A lei estadual atribuía a ocupantes do cargo de Gestor de Delegacias Interativas de Polícia (DIPs) do Interior funções próprias de delegado de polícia.
Por unanimidade, o Plenário do STF tomou a decisão, na sessão virtual encerrada no dia 20 de novembro, no julgamento da Ação Direta de Inconstitucionalidade (ADI) 6847, ajuizada pela Associação dos Delegados de Polícia do Brasil (Adepol).
Em seu voto, o relator, ministro Edson Fachin, verificou que a Lei estadual 4.535/2017 prevê, entre as atribuições do gestor de delegacias, o desempenho de atividades como registro de boletim de ocorrência, realização de diligências e oitivas e contato com as autoridades judiciárias para prestar informações à instrução dos processos.
De acordo com o STF, esses atos dizem respeito à condução da investigação criminal.
O ministro explicou que o artigo 144, parágrafo 4°, da Constituição Federal e a Lei federal 12.830/2013, que são a norma geral para o tema, conferem ao delegado de polícia a prerrogativa de conduzir a investigação criminal.
“Assim, a norma estadual apresenta abuso do poder de legislar ao dispor sobre a questão”, destacou o Supremo.
Segundo Fachin, ao autorizar o delegado-geral a designar um gestor para desempenhar atividades ligadas à apuração criminal, a lei estadual transfere a um terceiro a competência fixada pela Constituição.

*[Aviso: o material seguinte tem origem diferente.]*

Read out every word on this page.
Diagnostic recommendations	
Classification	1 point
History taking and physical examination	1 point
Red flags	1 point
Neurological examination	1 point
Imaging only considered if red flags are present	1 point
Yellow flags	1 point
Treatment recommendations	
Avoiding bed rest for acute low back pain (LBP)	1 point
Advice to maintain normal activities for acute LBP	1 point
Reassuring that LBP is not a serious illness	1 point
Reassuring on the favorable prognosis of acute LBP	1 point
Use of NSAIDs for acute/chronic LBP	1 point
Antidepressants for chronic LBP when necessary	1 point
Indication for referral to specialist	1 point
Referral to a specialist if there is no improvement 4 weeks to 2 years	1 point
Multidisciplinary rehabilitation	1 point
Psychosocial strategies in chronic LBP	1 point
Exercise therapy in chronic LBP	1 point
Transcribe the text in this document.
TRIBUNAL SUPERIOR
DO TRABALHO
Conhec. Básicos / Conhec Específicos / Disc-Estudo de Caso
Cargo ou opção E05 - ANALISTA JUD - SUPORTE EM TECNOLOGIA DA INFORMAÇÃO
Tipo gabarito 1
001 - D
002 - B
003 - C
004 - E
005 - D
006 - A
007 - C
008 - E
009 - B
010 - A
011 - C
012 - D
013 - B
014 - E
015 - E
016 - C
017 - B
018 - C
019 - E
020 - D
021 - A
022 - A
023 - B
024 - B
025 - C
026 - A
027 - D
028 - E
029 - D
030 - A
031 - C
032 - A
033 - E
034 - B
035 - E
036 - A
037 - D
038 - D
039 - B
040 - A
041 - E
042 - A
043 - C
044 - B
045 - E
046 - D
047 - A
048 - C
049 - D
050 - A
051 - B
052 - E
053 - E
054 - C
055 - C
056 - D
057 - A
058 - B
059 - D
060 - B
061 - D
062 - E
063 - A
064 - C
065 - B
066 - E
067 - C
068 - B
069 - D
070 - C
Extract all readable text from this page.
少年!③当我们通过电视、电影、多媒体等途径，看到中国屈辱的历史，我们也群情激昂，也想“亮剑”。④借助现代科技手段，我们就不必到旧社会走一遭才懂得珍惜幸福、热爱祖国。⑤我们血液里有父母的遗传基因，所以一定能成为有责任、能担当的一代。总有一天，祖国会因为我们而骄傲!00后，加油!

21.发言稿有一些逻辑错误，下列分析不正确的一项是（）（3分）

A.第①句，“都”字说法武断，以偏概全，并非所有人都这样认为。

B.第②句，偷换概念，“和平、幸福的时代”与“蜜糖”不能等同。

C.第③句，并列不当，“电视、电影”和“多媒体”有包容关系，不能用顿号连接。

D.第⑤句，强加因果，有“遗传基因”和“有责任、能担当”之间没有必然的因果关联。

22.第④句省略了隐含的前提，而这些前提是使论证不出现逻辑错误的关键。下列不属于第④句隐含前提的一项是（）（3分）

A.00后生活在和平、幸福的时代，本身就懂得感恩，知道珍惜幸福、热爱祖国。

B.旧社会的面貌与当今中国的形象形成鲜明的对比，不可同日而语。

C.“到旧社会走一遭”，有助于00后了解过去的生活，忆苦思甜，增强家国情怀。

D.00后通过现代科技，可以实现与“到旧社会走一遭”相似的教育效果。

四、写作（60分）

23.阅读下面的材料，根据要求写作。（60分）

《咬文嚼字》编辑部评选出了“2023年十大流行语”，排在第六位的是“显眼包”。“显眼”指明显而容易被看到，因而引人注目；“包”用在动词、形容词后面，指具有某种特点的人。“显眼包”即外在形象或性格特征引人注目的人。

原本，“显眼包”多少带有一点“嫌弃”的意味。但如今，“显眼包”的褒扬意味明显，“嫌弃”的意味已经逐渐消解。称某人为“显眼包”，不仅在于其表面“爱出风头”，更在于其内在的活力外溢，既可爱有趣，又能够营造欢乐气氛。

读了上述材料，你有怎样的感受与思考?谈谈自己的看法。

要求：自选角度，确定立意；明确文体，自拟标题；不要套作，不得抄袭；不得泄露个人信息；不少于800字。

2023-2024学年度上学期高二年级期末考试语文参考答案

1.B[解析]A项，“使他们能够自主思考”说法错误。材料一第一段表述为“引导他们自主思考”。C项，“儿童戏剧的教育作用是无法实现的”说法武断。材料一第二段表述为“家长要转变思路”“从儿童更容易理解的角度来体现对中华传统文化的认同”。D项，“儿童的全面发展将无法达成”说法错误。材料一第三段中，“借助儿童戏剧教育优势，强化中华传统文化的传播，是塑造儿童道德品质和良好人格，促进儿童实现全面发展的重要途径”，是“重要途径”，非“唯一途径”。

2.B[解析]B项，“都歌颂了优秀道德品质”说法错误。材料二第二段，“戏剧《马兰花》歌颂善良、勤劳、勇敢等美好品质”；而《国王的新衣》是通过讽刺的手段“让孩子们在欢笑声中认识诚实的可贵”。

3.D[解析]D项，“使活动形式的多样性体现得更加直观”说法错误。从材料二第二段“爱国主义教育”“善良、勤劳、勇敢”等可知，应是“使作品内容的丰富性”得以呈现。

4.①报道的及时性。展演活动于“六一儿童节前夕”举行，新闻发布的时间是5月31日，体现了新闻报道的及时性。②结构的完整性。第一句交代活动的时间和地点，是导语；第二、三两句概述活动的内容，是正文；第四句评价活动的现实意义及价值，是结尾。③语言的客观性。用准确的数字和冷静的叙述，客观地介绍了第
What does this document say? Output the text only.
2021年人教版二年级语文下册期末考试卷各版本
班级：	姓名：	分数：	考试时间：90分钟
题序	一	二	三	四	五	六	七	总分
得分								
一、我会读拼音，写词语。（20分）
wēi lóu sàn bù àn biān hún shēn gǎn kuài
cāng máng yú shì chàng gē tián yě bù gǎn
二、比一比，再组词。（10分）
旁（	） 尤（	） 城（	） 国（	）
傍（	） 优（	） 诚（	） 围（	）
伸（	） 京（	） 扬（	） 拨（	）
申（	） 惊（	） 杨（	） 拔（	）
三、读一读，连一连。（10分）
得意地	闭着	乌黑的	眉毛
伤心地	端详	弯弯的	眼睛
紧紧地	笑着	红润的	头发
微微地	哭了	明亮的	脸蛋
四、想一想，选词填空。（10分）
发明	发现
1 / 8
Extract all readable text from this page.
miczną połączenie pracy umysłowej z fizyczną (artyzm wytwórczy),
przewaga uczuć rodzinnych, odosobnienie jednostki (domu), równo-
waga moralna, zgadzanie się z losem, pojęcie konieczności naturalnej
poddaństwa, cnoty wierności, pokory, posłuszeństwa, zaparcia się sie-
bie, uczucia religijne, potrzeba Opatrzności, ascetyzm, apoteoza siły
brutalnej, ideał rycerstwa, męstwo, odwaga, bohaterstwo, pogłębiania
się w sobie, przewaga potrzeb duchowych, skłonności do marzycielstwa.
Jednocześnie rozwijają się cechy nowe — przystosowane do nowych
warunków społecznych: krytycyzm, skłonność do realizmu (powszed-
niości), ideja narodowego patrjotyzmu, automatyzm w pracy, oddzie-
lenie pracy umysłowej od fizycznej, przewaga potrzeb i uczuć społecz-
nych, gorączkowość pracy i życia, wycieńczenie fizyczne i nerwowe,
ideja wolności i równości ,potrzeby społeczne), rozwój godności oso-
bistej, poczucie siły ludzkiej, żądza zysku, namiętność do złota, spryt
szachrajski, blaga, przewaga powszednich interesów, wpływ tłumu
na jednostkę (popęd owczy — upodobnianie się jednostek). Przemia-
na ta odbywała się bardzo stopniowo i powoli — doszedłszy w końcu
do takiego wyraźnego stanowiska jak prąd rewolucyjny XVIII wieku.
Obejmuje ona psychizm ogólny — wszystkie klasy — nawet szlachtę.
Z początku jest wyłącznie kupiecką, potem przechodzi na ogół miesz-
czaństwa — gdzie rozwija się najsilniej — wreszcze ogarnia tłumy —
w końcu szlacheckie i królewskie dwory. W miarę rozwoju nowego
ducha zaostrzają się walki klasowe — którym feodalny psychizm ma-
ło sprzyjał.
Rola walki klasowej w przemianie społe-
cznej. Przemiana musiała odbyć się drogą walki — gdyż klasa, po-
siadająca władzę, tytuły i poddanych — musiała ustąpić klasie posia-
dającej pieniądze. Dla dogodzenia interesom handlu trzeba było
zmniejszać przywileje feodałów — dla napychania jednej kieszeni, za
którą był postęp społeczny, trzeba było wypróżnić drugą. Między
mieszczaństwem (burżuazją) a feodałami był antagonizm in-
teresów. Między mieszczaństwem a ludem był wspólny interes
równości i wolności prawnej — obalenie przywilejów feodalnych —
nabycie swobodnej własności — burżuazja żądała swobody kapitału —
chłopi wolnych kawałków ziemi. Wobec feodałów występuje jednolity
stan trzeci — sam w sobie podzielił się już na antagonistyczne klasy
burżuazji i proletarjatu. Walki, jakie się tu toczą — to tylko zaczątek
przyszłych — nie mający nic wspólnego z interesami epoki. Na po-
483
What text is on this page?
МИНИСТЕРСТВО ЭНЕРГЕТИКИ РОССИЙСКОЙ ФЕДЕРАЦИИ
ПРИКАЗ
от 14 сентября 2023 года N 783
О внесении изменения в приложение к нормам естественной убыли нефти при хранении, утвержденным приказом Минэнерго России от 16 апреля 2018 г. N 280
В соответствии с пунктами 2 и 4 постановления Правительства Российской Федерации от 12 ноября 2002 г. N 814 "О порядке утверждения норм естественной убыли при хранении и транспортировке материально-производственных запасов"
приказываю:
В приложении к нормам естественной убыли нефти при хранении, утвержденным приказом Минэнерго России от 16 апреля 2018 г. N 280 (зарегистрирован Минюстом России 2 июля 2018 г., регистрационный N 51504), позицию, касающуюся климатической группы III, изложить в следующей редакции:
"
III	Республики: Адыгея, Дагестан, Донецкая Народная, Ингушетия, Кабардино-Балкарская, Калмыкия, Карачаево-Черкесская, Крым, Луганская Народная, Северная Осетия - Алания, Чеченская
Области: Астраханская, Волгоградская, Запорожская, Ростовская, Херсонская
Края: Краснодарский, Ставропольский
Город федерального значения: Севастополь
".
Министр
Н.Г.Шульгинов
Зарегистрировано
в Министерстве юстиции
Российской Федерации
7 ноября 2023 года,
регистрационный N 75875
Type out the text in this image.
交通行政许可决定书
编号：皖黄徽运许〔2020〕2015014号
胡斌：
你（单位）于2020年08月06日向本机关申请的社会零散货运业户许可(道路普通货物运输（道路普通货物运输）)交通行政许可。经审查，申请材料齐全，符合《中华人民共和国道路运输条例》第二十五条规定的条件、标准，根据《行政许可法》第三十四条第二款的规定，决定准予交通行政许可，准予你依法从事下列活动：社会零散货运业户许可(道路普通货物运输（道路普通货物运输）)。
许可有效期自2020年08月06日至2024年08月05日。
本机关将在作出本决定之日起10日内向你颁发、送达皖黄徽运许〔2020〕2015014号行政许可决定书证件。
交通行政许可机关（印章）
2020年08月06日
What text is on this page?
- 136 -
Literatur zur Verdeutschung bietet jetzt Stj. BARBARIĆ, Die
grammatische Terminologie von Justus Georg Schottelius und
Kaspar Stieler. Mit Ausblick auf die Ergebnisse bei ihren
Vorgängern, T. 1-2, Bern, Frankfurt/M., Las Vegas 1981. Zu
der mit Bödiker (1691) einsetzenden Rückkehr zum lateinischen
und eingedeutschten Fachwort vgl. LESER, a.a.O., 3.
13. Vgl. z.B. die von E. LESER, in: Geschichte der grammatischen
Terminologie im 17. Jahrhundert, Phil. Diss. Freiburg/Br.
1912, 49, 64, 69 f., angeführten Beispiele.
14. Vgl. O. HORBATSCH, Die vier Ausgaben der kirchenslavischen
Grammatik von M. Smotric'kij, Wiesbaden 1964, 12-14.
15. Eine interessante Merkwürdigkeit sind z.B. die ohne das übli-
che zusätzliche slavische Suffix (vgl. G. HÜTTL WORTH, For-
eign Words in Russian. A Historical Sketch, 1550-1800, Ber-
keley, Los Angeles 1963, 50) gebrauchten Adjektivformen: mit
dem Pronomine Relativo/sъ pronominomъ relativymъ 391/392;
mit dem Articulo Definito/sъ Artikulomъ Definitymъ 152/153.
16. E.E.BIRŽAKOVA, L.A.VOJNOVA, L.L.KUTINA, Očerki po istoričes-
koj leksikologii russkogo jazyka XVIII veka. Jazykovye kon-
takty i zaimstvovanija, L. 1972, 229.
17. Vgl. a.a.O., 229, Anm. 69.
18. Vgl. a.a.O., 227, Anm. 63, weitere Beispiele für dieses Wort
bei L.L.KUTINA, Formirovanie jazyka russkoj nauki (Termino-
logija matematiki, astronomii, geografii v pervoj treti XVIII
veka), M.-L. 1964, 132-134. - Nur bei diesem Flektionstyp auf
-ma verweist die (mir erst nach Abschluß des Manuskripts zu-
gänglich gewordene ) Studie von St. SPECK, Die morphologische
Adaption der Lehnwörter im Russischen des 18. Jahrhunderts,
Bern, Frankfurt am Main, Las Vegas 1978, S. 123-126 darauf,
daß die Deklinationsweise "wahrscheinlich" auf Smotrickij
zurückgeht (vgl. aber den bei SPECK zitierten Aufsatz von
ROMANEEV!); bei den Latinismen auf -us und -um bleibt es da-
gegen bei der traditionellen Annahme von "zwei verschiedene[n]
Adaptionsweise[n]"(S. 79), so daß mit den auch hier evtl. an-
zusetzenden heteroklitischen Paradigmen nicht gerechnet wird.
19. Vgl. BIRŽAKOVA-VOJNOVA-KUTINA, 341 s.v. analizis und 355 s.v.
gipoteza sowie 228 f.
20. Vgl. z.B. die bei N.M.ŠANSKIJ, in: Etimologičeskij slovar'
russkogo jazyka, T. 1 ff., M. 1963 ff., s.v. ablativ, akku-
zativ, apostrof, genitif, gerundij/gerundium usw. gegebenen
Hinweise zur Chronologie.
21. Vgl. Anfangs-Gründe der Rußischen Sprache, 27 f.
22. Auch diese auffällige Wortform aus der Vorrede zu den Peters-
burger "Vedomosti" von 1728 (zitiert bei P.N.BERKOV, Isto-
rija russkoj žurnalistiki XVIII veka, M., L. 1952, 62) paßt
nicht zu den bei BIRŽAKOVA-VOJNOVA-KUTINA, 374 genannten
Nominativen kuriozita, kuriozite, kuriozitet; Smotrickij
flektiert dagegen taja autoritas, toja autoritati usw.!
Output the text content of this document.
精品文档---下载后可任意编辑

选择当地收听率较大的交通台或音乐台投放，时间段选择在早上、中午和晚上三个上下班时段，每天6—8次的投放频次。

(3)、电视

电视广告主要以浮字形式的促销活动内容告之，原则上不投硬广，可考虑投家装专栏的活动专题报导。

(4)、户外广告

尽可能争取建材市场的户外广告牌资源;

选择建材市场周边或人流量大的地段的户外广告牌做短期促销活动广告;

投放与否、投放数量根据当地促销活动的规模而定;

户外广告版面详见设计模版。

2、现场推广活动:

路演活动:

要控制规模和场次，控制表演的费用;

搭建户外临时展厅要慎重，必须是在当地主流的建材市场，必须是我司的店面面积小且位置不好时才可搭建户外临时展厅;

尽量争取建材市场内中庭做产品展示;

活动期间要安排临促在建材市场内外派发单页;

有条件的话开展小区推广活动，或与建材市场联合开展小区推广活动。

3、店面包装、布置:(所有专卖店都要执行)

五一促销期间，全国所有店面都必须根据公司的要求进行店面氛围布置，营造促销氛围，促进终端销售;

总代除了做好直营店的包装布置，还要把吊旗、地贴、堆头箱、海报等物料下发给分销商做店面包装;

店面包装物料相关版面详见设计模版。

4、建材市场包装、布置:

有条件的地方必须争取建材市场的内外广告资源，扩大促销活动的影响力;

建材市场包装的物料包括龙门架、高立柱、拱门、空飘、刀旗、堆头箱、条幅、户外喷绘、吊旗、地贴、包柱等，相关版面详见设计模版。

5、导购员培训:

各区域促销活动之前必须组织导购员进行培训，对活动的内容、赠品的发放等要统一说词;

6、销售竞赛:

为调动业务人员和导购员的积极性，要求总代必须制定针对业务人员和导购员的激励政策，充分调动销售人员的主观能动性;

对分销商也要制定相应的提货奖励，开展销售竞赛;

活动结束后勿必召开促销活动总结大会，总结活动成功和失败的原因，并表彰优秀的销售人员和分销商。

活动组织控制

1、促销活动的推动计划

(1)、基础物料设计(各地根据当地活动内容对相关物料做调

“Criando uma investigação criminal paralela que viola direitos de defesa e a hierarquia institucional”, afirmou o STF.
O relator disse, ainda, que o artigo também atribui ao gestor tarefas administrativas e de gestão da delegacia de polícia. Mas, segundo Fachin, a gerência da unidade policial e a execução de atividades como gestão de bens e avaliação de servidores cabem ao delegado.